Where have I been hiding? Obviously under a rock. In a cave. Behind a wall somewhere. I may go back.
Last week when Libby and I were wandering in and out of stores at the outlets and one of Orlando’s premier malls, I found myself on the verge of culture shock. I guess I’ve just not paid attention. I felt myself morphing into a cranky old person as we wandered through Juicy Couture, for example. I’ve been trying to figure out my very negative response to that and a few other stores (stores, may I add, from which Libby made no purchases) for almost a week.
I explored some of the blogosphere on this topic and discovered that I’m not alone in my not understanding the trendiness of this store and it’s overpriced velour sweat suits (hoodies for $130+). I also discovered that, if anything, this brand is on the decline in popularity. I really did almost miss it. But alas, I did not.
I think that Juicy Couture, in many ways, promotes “everything” that I hate about the fashion industry.
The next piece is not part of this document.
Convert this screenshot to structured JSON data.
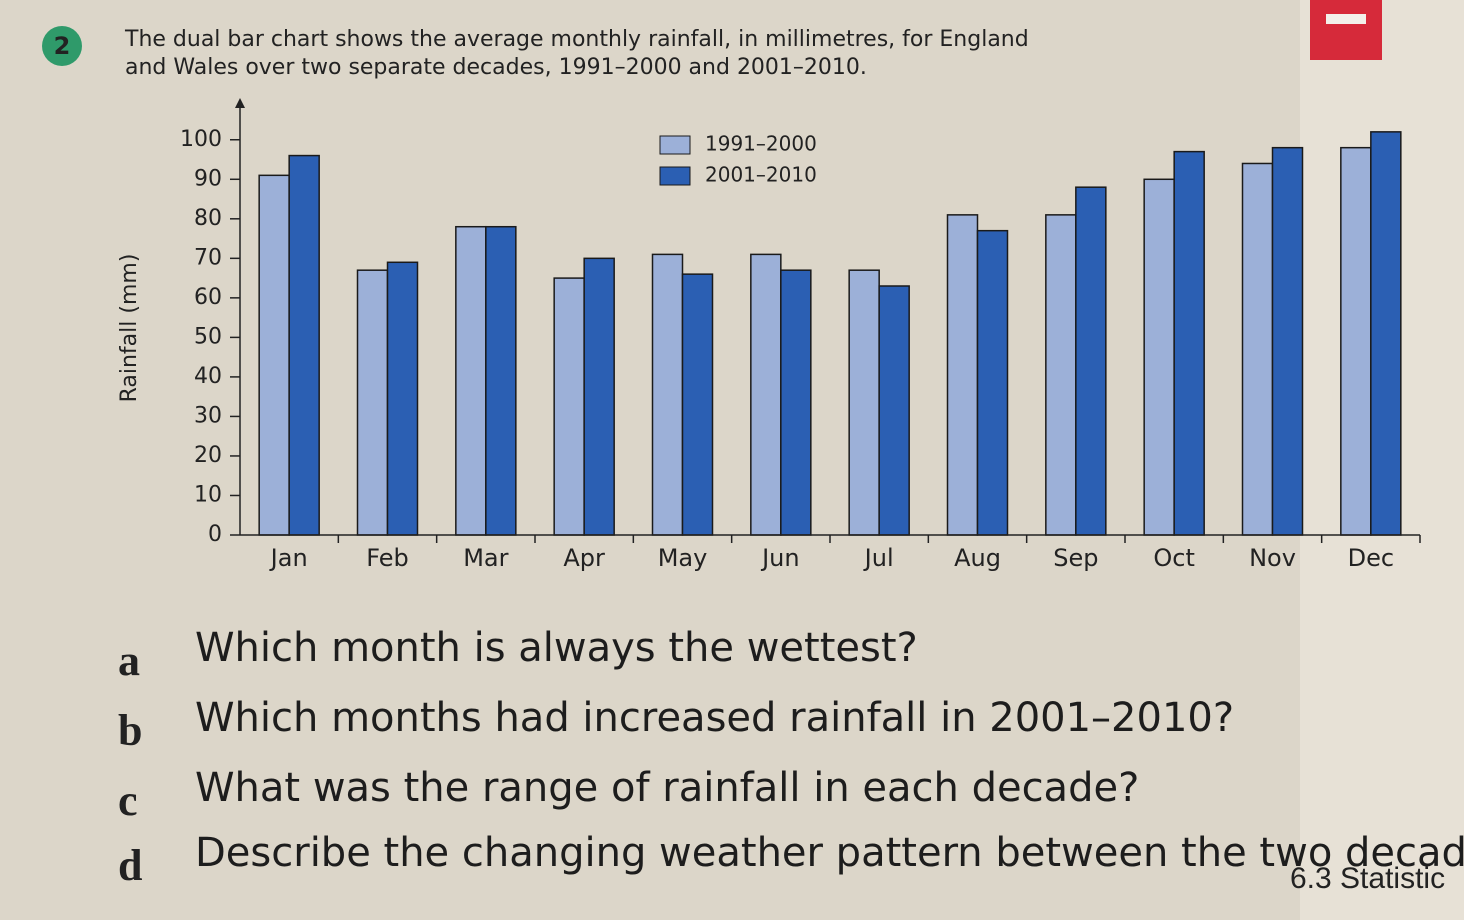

I own that this is my opinion, by the way. But really, what does it say to young women and girls when a brand produces over-priced and unattractive merchandise that you “must have” in order to be beautiful and cool and in? When a brand sells that merchandise under a banner of sexy to a clientele which has not had time to grow to understand the difference between beautiful and sexy, between valuable and expensive, between loved and lusted after.
I think my initial response was about what I saw as generally ugly stuff being sold at outrageous prices exaggerated by my own shock at how full the store was with customers who were buying said stuff. My deeper response is to the messages being used to sell said merchandise and the way those messages reinforce a self-image that is dependent on undependable things.
And I know this didn’t start with Juicy. I know they’re not the only ones. I also know that, like all business, if buyers didn’t buy then sellers would sell something different.